Around 3 p.m. on Friday, several people walking in Battery Park called 911 to report curious goings-on: a man driving a Parks Department golf cart was tearing erratically through a city park at 1 Whitehall Street.


As the calls came in, the police said, it emerged that the cart’s driving pattern may have been reckless, but it was not without purpose. The driver was apparently trying to run over as many birds as he could.


Officers responded, “and over the course of the investigation we uncovered videotape,” a Police Department spokesman said. Five birds were killed, the police said: three pigeons, two seagulls.


The authorities said the man at the wheel of the golf cart was Martin Hightower, a 45-year-old Parks Department employee. He was arrested and charged with two misdemeanors, reckless endangerment and intentional injury to animals. A Parks Department spokesman said Mr. Hightower had been suspended.

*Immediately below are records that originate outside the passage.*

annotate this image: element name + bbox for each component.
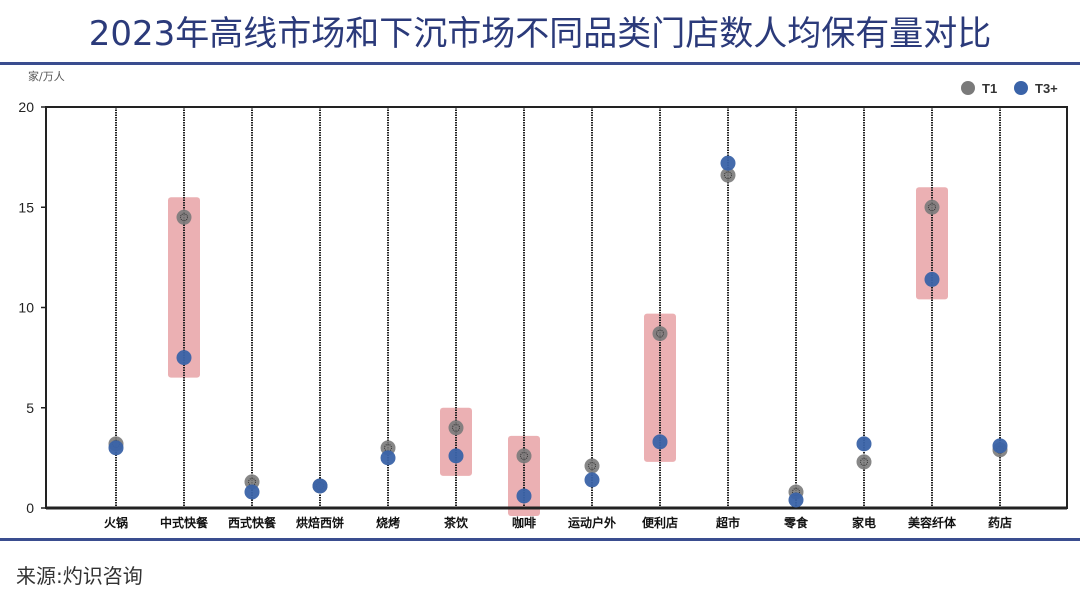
y-tick-label: 5: [26, 400, 34, 416]
x-category-label: 咖啡: [512, 515, 536, 530]
x-category-label: 烧烤: [376, 515, 400, 530]
t1-point-texture: [928, 203, 936, 212]
highlight-box: [440, 407, 472, 476]
t3-point: [584, 472, 600, 488]
t3-point: [992, 438, 1008, 454]
t3-point: [856, 436, 872, 452]
t1-point: [924, 199, 940, 215]
title-divider: [0, 62, 1080, 65]
t3-point: [108, 440, 124, 456]
t1-point: [856, 454, 872, 470]
source-note: 来源:灼识咨询: [16, 564, 143, 588]
y-axis-unit-label: 家/万人: [28, 69, 65, 83]
t3-point: [380, 450, 396, 466]
t1-point-texture: [656, 329, 664, 338]
t3-point: [516, 488, 532, 504]
dot-plot-chart: 家/万人 0 5 10 15 20 火锅 中式快餐 西式快餐 烘焙西饼 烧烤 茶饮 咖啡 运动户外 便利店 超…: [18, 69, 1068, 530]
x-category-label: 西式快餐: [228, 515, 277, 530]
x-category-label: 便利店: [642, 515, 678, 530]
t3-point: [788, 492, 804, 508]
t1-point: [720, 167, 736, 183]
t3-point: [244, 484, 260, 500]
legend-t1-label: T1: [982, 81, 997, 96]
t3-point: [924, 271, 940, 287]
x-category-label: 美容纤体: [908, 515, 957, 530]
x-category-label: 家电: [852, 515, 876, 530]
t1-point-texture: [452, 423, 460, 432]
t1-point-texture: [588, 461, 596, 470]
t1-point-texture: [792, 487, 800, 496]
y-tick-label: 0: [26, 500, 34, 516]
legend-t1-marker: [961, 81, 975, 95]
footer-divider: [0, 538, 1080, 541]
t1-point: [584, 458, 600, 474]
t1-point: [652, 326, 668, 342]
t1-point: [176, 209, 192, 225]
x-category-label: 超市: [715, 515, 740, 530]
y-tick-label: 20: [18, 99, 34, 115]
x-category-label: 零食: [783, 515, 809, 530]
page-title: 2023年高线市场和下沉市场不同品类门店数人均保有量对比: [88, 14, 992, 54]
y-tick-label: 10: [18, 300, 34, 316]
x-category-label: 运动户外: [568, 515, 616, 530]
t1-point-texture: [248, 477, 256, 486]
t1-point-texture: [724, 171, 732, 180]
t1-point-texture: [384, 443, 392, 452]
x-category-label: 中式快餐: [160, 515, 209, 530]
t3-point: [720, 155, 736, 171]
y-tick-label: 15: [18, 199, 34, 215]
t1-point: [448, 420, 464, 436]
t1-point-texture: [180, 213, 188, 222]
legend-t3-label: T3+: [1035, 81, 1058, 96]
t1-point-texture: [860, 457, 868, 466]
t3-point: [652, 434, 668, 450]
t1-point: [516, 448, 532, 464]
legend-t3-marker: [1014, 81, 1028, 95]
x-category-label: 药店: [988, 515, 1012, 530]
x-category-label: 烘焙西饼: [296, 515, 344, 530]
t3-point: [312, 478, 328, 494]
t3-point: [448, 448, 464, 464]
t1-point-texture: [520, 451, 528, 460]
t3-point: [176, 350, 192, 366]
x-category-label: 火锅: [104, 515, 128, 530]
x-category-label: 茶饮: [443, 515, 469, 530]
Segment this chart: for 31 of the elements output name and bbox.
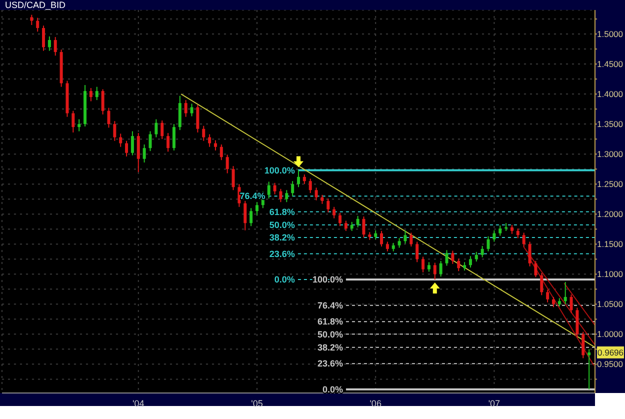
y-tick-label: 1.0000 xyxy=(597,329,624,340)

Mr. Hightower has been employed by the Parks Department since 2005 and was working as an enforcement patrol officer, said Adrian Benepe, the parks commissioner.


“They primarily concentrate on quality-of-life issues: illegal vending, not cleaning up after a dog,” he said. “They can make arrests and issue summonses. I haven’t seen the videotape yet, and I don’t want to prejudice the case, but if it’s true, it’s outrageous. In the Parks Department we’re supposed to be protecting nature and wildlife.”


He went on: “I can’t recall anything like this. Occasionally we’ll write a ticket for somebody who’s letting their dog chase pigeons. A few years ago, there was an employee at the zoo who was scalding monkeys. This is something we take very seriously.”